KUR’ÂNÎ TÂLİMATLAR -32- İSLÂM’DA BENLİKTEN KURTULUŞ ve KESRETTE VAHDETE ERİŞ

Yazar: Osman Nûri TOPBAŞ Hocaefendi

SEN KİMSİN?
BEN KİMİM?

Anlatılır ki bir derviş, şiddetli riyâzatlardan sonra nefsine;

“–Sen kimsin, ben kimim?” diye sorar. Nefsi bu suâle;

“–Sen sensin, ben de ben!” diye cevap verir. Bunun üzerine derviş ikinci defa nefsini tezkiyeye koyulur.

Öyle gayret eder ki, bu uğurda yaya olarak defalarca hacca gider. Bütün bunlardan sonra nefsine aynı suâli yine sorar. Aldığı cevap birinci cevapla aynıdır. O zaman öncekilerden daha sıkı bir riyâzata başlar ve çareyi yemeği azaltmada bulur. Neticede nefsinin kötü arzularını öldürmeyi başarır ve ona aynı suâli sorar. Aldığı cevap şöyledir:

“–Sen sensin, ben yok oldum ve artık varlığımdan hiçbir eser kalmadı!”

Böylece Allah Teâlâ’nın yardımıyla derviş huzura erer… (İsmail Hakkı Bursevî, Rûhu’l-Beyân, [el-Mâide, 94] c. 5, s. 114)

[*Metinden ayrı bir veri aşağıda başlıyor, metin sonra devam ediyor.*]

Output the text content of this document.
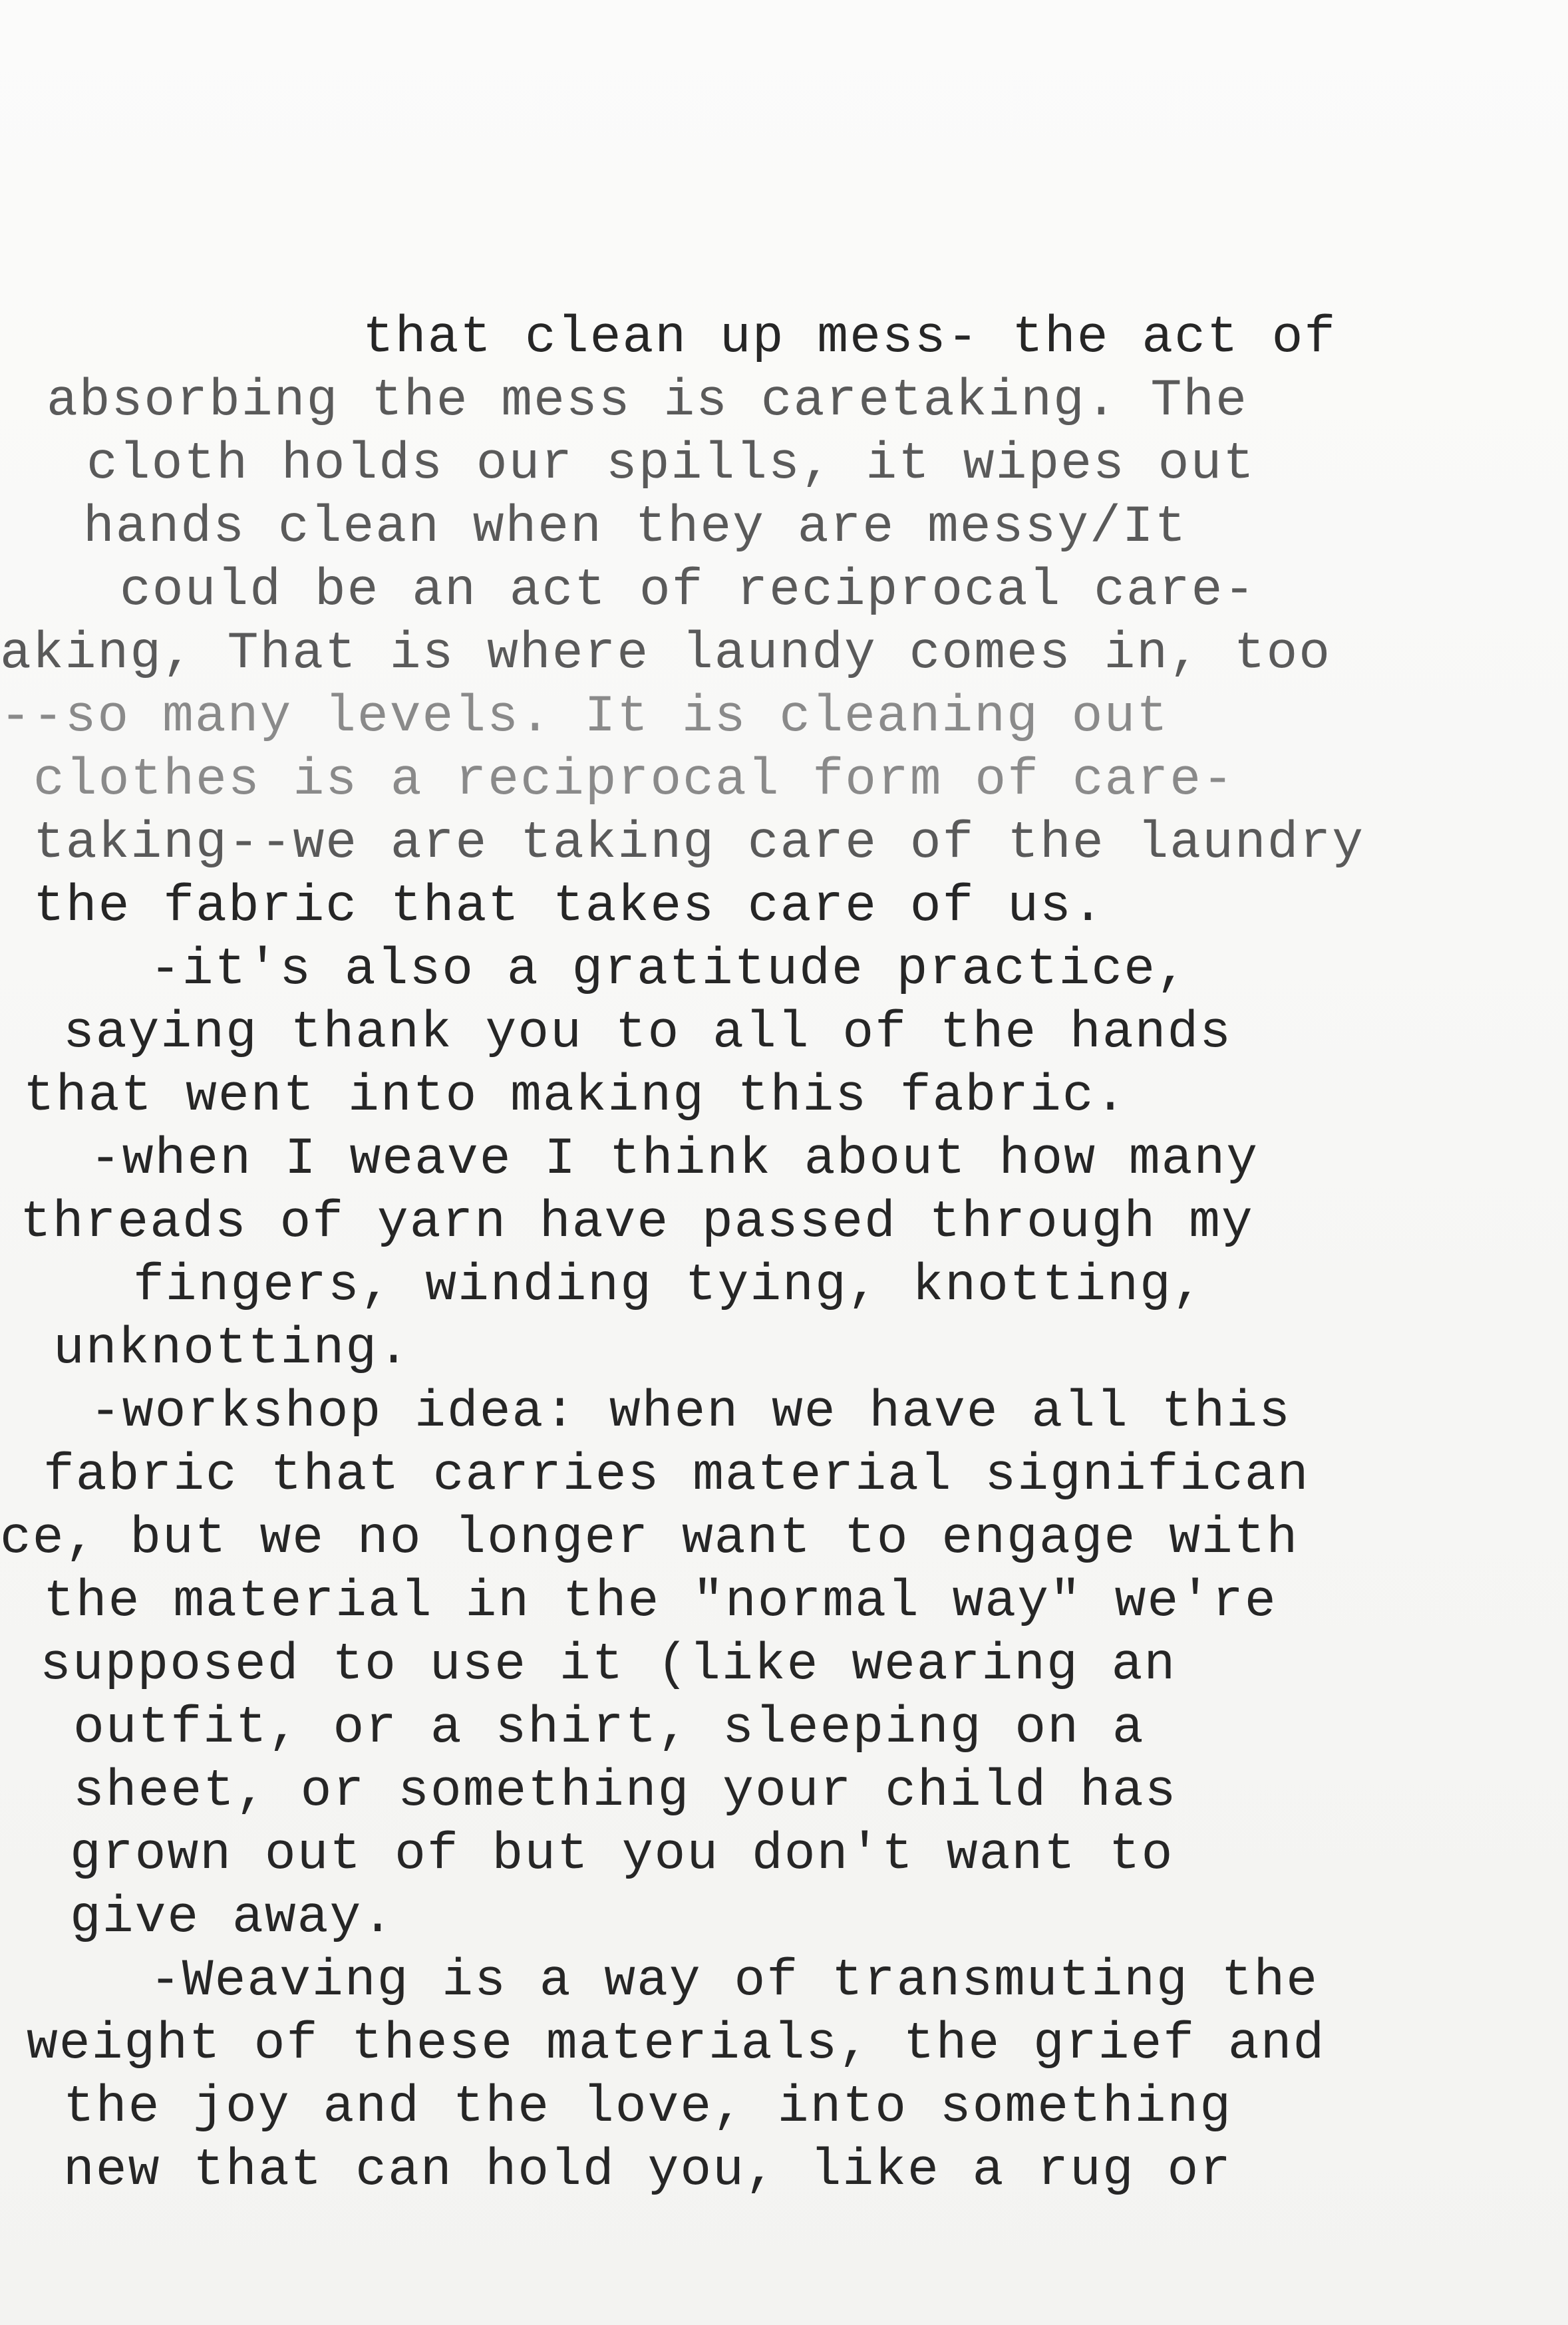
that clean up mess- the act of

absorbing the mess is caretaking. The

cloth holds our spills, it wipes out

hands clean when they are messy/It

could be an act of reciprocal care-

aking, That is where laundy comes in, too

--so many levels. It is cleaning out

clothes is a reciprocal form of care-

taking--we are taking care of the laundry

the fabric that takes care of us.

-it's also a gratitude practice,

saying thank you to all of the hands

that went into making this fabric.

-when I weave I think about how many

threads of yarn have passed through my

fingers, winding tying, knotting,

unknotting.

-workshop idea: when we have all this

fabric that carries material significan

ce, but we no longer want to engage with

the material in the "normal way" we're

supposed to use it (like wearing an

outfit, or a shirt, sleeping on a

sheet, or something your child has

grown out of but you don't want to

give away.

-Weaving is a way of transmuting the

weight of these materials, the grief and

the joy and the love, into something

new that can hold you, like a rug or
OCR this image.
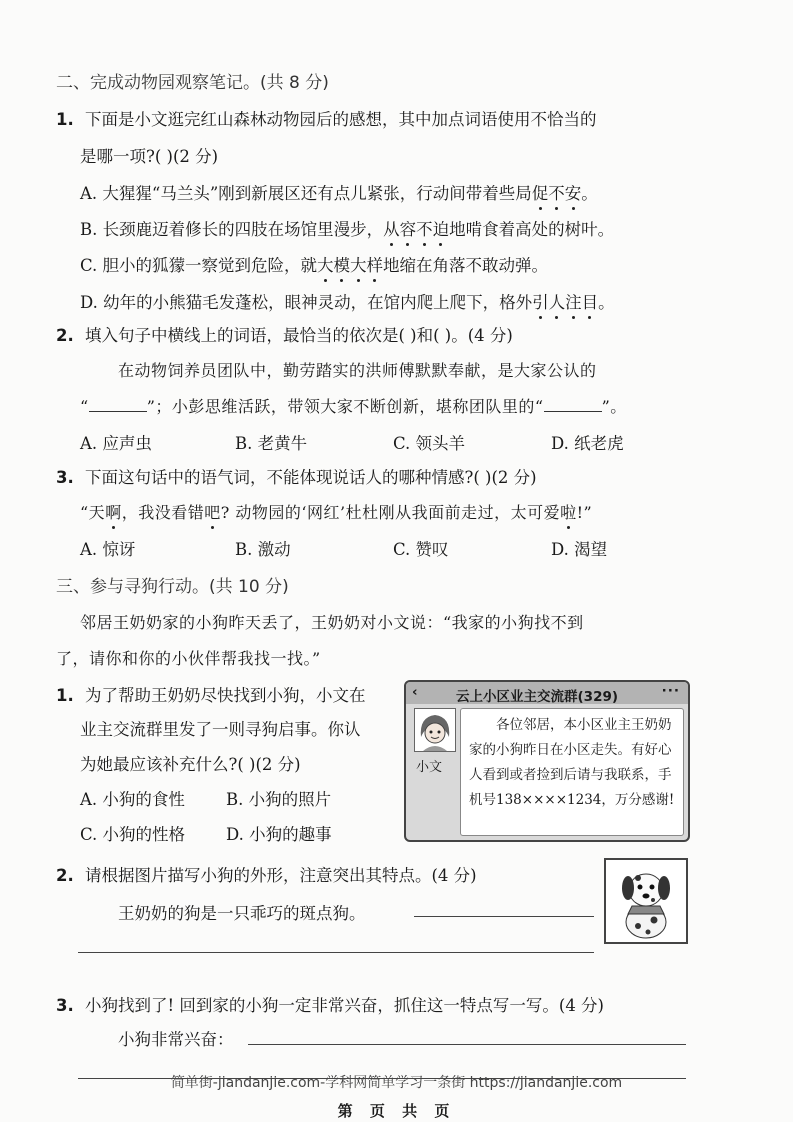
二、完成动物园观察笔记。(共 8 分)
1. 下面是小文逛完红山森林动物园后的感想，其中加点词语使用不恰当的
是哪一项?( )(2 分)
A. 大猩猩“马兰头”刚到新展区还有点儿紧张，行动间带着些局促不安。
B. 长颈鹿迈着修长的四肢在场馆里漫步，从容不迫地啃食着高处的树叶。
C. 胆小的狐獴一察觉到危险，就大模大样地缩在角落不敢动弹。
D. 幼年的小熊猫毛发蓬松，眼神灵动，在馆内爬上爬下，格外引人注目。
2. 填入句子中横线上的词语，最恰当的依次是( )和( )。(4 分)
在动物饲养员团队中，勤劳踏实的洪师傅默默奉献，是大家公认的
“	”；小彭思维活跃，带领大家不断创新，堪称团队里的“	”。
A. 应声虫	B. 老黄牛	C. 领头羊	D. 纸老虎
3. 下面这句话中的语气词，不能体现说话人的哪种情感?( )(2 分)
“天啊，我没看错吧? 动物园的‘网红’杜杜刚从我面前走过，太可爱啦!”
A. 惊讶	B. 激动	C. 赞叹	D. 渴望
三、参与寻狗行动。(共 10 分)
邻居王奶奶家的小狗昨天丢了，王奶奶对小文说：“我家的小狗找不到
了，请你和你的小伙伴帮我找一找。”
1. 为了帮助王奶奶尽快找到小狗，小文在
业主交流群里发了一则寻狗启事。你认
为她最应该补充什么?( )(2 分)
A. 小狗的食性 B. 小狗的照片
C. 小狗的性格 D. 小狗的趣事
‹	云上小区业主交流群(329)	···
小文
　　各位邻居，本小区业主王奶奶家的小狗昨日在小区走失。有好心人看到或者捡到后请与我联系，手机号138××××1234，万分感谢!
2. 请根据图片描写小狗的外形，注意突出其特点。(4 分)
王奶奶的狗是一只乖巧的斑点狗。
3. 小狗找到了! 回到家的小狗一定非常兴奋，抓住这一特点写一写。(4 分)
小狗非常兴奋：
简单街-jiandanjie.com-学科网简单学习一条街 https://jiandanjie.com
第 页 共 页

Tasavvufî eserlerde, bu konuşmanın; nefsi yarattığında, Cenâb-ı Hak ile nefs arasında geçtiği şeklinde de temsîlî bir anlatılışı vardır.

Özü şudur ki:

Benlik yani, nefsin enâniyeti insanın önündeki en büyük problemdir. O duvar aşılmadan, o problem giderilmeden asla Hakk’a yolculukta mesafe alınamaz. Çare; nefse acziyetini, zaafını ve küçüklüğünü idrâk ettirmek ve onu Allah Teâlâ karşısında hiçliğe büründürmektedir.

Bu mânevî yolculuğu, zamirlerin ifadesiyle şu merhaleler etrafında ifade etmişlerdir:

Birinci merhale: أَنَا/ «Ene»ye iptal damgası vurabilmek.

Kulu, enâniyetten kurtaracak en doğru tefekkür, kendi acziyet ve hiçliğinin farkına varabilmesidir. Bunun için;

İkinci merhale: نَحْنُ / Biz şuuruna erişmek.

İçtimâîleşmektir. Kardeşlik ve tesânüd duyguları içinde, nefsin; egoizmini, hodgâmlığını / bencilliğini bertaraf etmesini sağlamaktır.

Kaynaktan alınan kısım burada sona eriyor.